A stack of 5 escalators, one above another, in an atrium
©Wendy Gan 2025

Vintage shopping malls

Wendy Gan

In a nation addicted to the new, a building from the early eighties can take on a certain vintage charm. 

Lucky Plaza (built in 1981) is still a thriving mall along Orchard Road, Singapore's premier shopping drag. It caters to the migrant-worker community and, with its Filipino and Indonesian shops and eateries, domestic helper agencies, outlet clothing stores, and money changers, it gives an otherwise glitzy area some much-needed grounding. This is a place where shopping is less about conspicuous consumption and more about connecting to a faraway home.

Architecturally, the building is a good specimen of a type of mall popular in the eighties. There is an airy central atrium filled with natural light and a bubble lift that flows up and down non-stop with people looking curiously out (or not) of the lift’s windows.

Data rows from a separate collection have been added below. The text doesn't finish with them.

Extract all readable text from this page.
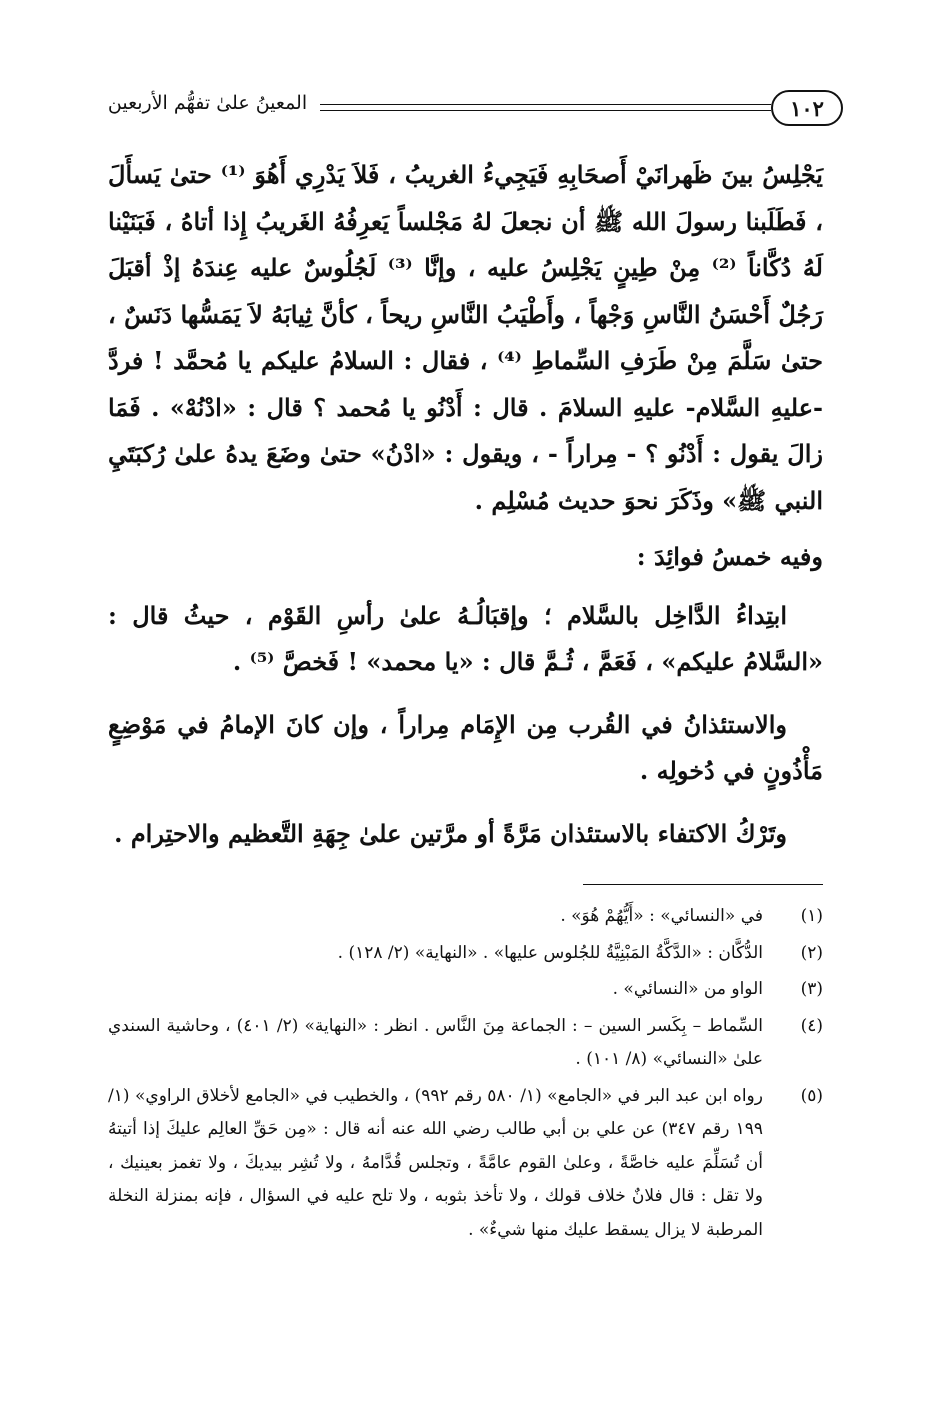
١٠٢
المعينُ علىٰ تفهُّم الأربعين

يَجْلِسُ بينَ ظَهرانَيْ أَصحَابِهِ فَيَجِيءُ الغريبُ ، فَلاَ يَدْرِي أَهُوَ ⁽¹⁾ حتىٰ يَسأَلَ ، فَطَلَبنا رسولَ الله ﷺ أن نجعلَ لهُ مَجْلساً يَعرِفُهُ الغَريبُ إِذا أتاهُ ، فَبَنَيْنا لَهُ دُكَّاناً ⁽²⁾ مِنْ طِينٍ يَجْلِسُ عليه ، وإنَّا ⁽³⁾ لَجُلُوسٌ عليه عِندَهُ إذْ أقبَلَ رَجُلٌ أَحْسَنُ النَّاسِ وَجْهاً ، وأَطْيَبُ النَّاسِ ريحاً ، كأنَّ ثِيابَهُ لاَ يَمَسُّها دَنَسٌ ، حتىٰ سَلَّمَ مِنْ طَرَفِ السِّماطِ ⁽⁴⁾ ، فقال : السلامُ عليكم يا مُحمَّد ! فردَّ -عليهِ السَّلام- عليهِ السلامَ . قال : أَدْنُو يا مُحمد ؟ قال : «ادْنُهْ» . فَمَا زالَ يقول : أَدْنُو ؟ - مِراراً - ، ويقول : «ادْنُ» حتىٰ وضَعَ يدهُ علىٰ رُكبَتَيِ النبي ﷺ» وذَكَرَ نحوَ حديث مُسْلِم .

وفيه خمسُ فوائِدَ :

ابتِداءُ الدَّاخِل بالسَّلام ؛ وإقبَالُـهُ علىٰ رأسِ القَوْم ، حيثُ قال : «السَّلامُ عليكم» ، فَعَمَّ ، ثُـمَّ قال : «يا محمد» ! فَخصَّ ⁽⁵⁾ .

والاستئذانُ في القُرب مِن الإِمَام مِراراً ، وإن كانَ الإمامُ في مَوْضِعٍ مَأْذُونٍ في دُخولِه .

وتَرْكُ الاكتفاء بالاستئذان مَرَّةً أو مرَّتين علىٰ جِهَةِ التَّعظيم والاحتِرام .

(١)
في «النسائي» : «أَيُّهُمْ هُوَ» .
(٢)
الدُّكَّان : «الدَّكَّةُ المَبْنِيَّةُ للجُلوس عليها» . «النهاية» (٢/ ١٢٨) .
(٣)
الواو من «النسائي» .
(٤)
السِّماط – بِكَسر السين – : الجماعة مِنَ النَّاس . انظر : «النهاية» (٢/ ٤٠١) ، وحاشية السندي علىٰ «النسائي» (٨/ ١٠١) .
(٥)
رواه ابن عبد البر في «الجامع» (١/ ٥٨٠ رقم ٩٩٢) ، والخطيب في «الجامع لأخلاق الراوي» (١/ ١٩٩ رقم ٣٤٧) عن علي بن أبي طالب رضي الله عنه أنه قال : «مِن حَقِّ العالِم عليكَ إذا أتيتهُ أن تُسَلِّمَ عليه خاصَّةً ، وعلىٰ القوم عامَّةً ، وتجلس قُدَّامهُ ، ولا تُشِر بيديكَ ، ولا تغمز بعينيك ، ولا تقل : قال فلانٌ خلاف قولك ، ولا تأخذ بثوبه ، ولا تلح عليه في السؤال ، فإنه بمنزلة النخلة المرطبة لا يزال يسقط عليك منها شيءٌ» .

A lift with a window in it stops at a floor in a mall. There are two men in the lift.
©Wendy Gan 2025

The escalators are stacked at one end and the stairs at the other. The layout is open and uncluttered. The businesses facing the atrium with their frontages open to the passer-by enjoy the best light and the most foot traffic.

There is another phalanx of shops away from the atrium. Here the corridors are quiet and dark.  Businesses are more low key. It is a mall of two dispositions: one bright and extroverted, the other dim and introspective. 

That Lucky Plaza endures is poignant to me. I remember it from my childhood and, even though I have little reason to go there these days, it pleases me that it, in its low-rent glory, still stands.